➏ Generally, the needs of daughters are taken care of until marriage, and after that, it is assumed that one is absolved of responsibility. There is no doubt that after marriage, the husband is responsible for the girl's expenses and needs, but parents should, just as they look after the needs of their sons after their marriages, also look after the needs of their daughters. When the Mothers of the Believers requested an increase in maintenance from the Messenger of Allah (sallallahu alayhi wa sallam), Umar (radi Allahu anhu) said to his daughter, Sayyidah Hafsah (radi Allahu anha): "Whatever you need, take it from me, do not ask the Messenger of Allah (sallallahu alayhi wa sallam)." Similarly, it is established that Sayyidah Fatimah (radi Allahu anha) requested a servant from the Messenger of Allah (sallallahu alayhi wa sallam) after her marriage.
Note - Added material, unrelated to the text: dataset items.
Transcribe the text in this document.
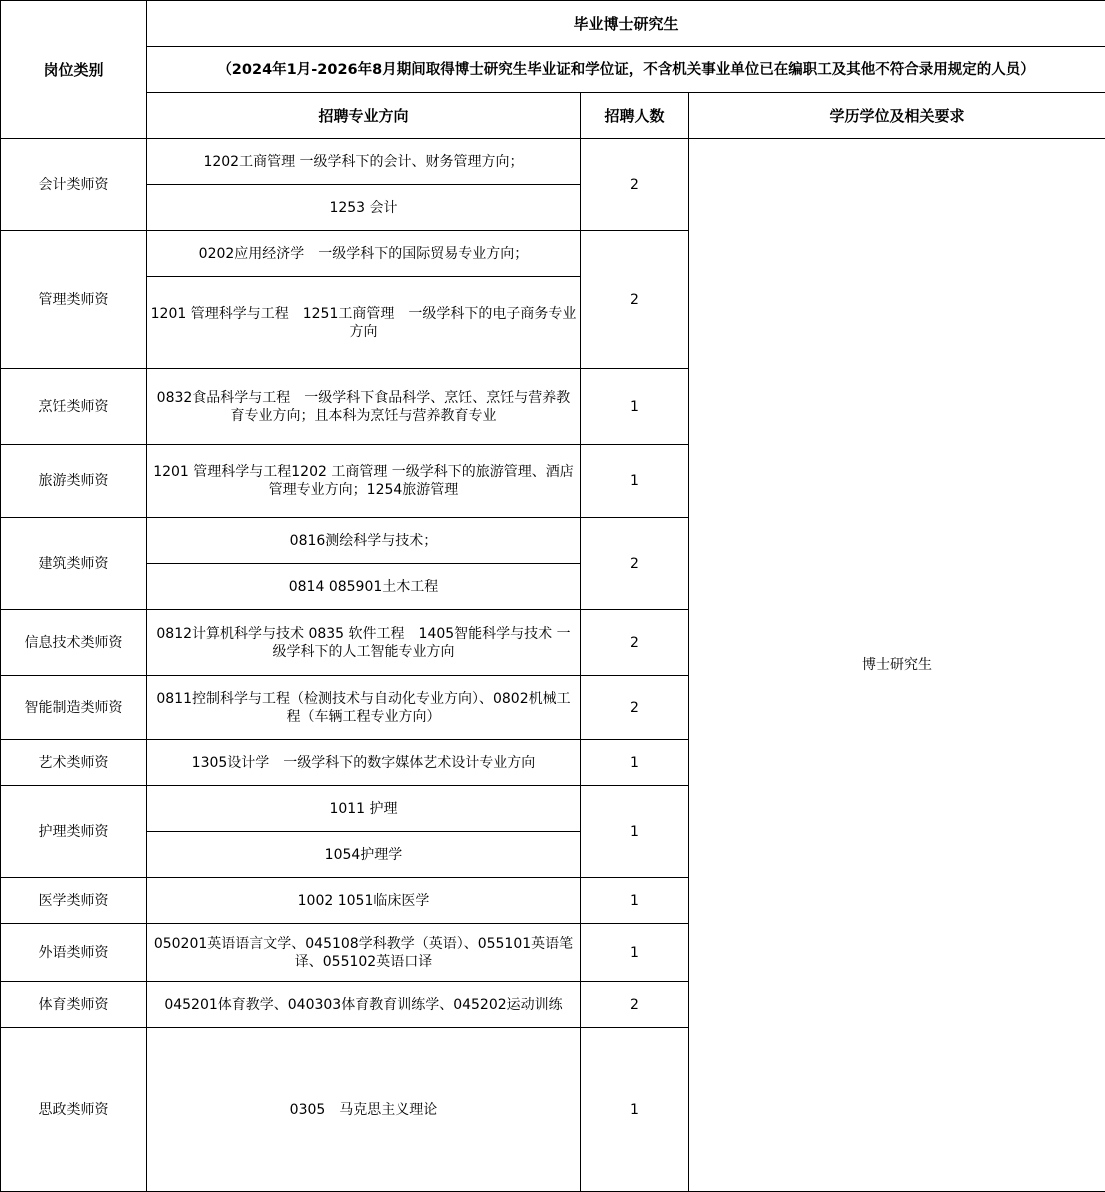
岗位类别	毕业博士研究生			
	（2024年1月-2026年8月期间取得博士研究生毕业证和学位证，不含机关事业单位已在编职工及其他不符合录用规定的人员）			
	招聘专业方向	招聘人数	学历学位及相关要求	
会计类师资	1202工商管理 一级学科下的会计、财务管理方向；	2	博士研究生	
	1253 会计			
管理类师资	0202应用经济学　一级学科下的国际贸易专业方向；	2		
	1201 管理科学与工程　1251工商管理　一级学科下的电子商务专业方向			
烹饪类师资	0832食品科学与工程　一级学科下食品科学、烹饪、烹饪与营养教育专业方向；且本科为烹饪与营养教育专业	1		
旅游类师资	1201 管理科学与工程1202 工商管理 一级学科下的旅游管理、酒店管理专业方向；1254旅游管理	1		
建筑类师资	0816测绘科学与技术；	2		
	0814 085901土木工程			
信息技术类师资	0812计算机科学与技术 0835 软件工程　1405智能科学与技术 一级学科下的人工智能专业方向	2		
智能制造类师资	0811控制科学与工程（检测技术与自动化专业方向）、0802机械工程（车辆工程专业方向）	2		
艺术类师资	1305设计学　一级学科下的数字媒体艺术设计专业方向	1		
护理类师资	1011 护理	1		
	1054护理学			
医学类师资	1002 1051临床医学	1		
外语类师资	050201英语语言文学、045108学科教学（英语）、055101英语笔译、055102英语口译	1		
体育类师资	045201体育教学、040303体育教育训练学、045202运动训练	2		
思政类师资	0305　马克思主义理论	1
From this, it is understood that if a daughter is in need, parents should take care of her.

➐ Good treatment of daughters also includes not depriving them of inheritance. In the present era, people generally treat their daughters well, but deprive them of inheritance. This is sheer injustice. On the Day of Judgment, such an act will be a cause of regret and remorse. May Allah protect us from it.

➑ In the chapter, the same virtue is mentioned for raising one daughter, whereas in the hadith, at least two are mentioned. Imam Bukhari (rahimahullah) has established this virtue for one daughter in such a way that in one narration, the narrator said to Jabir (radi Allahu anhu) that if you had asked the Prophet (sallallahu alayhi wa sallam) about one (daughter), he would have mentioned the same virtue for one as well. Jabir (radi Allahu anhu) replied: "By Allah! That is also my opinion." (Al-Adab al-Mufrad, Hadith: 146)
In benefit number 4 of the hadith under discussion, the words mentioned in Bukhari's hadith are: "من هذه البنات بشیئٍ" — "with any of these daughters (if one is tested)"; in its meaning, even one daughter is included.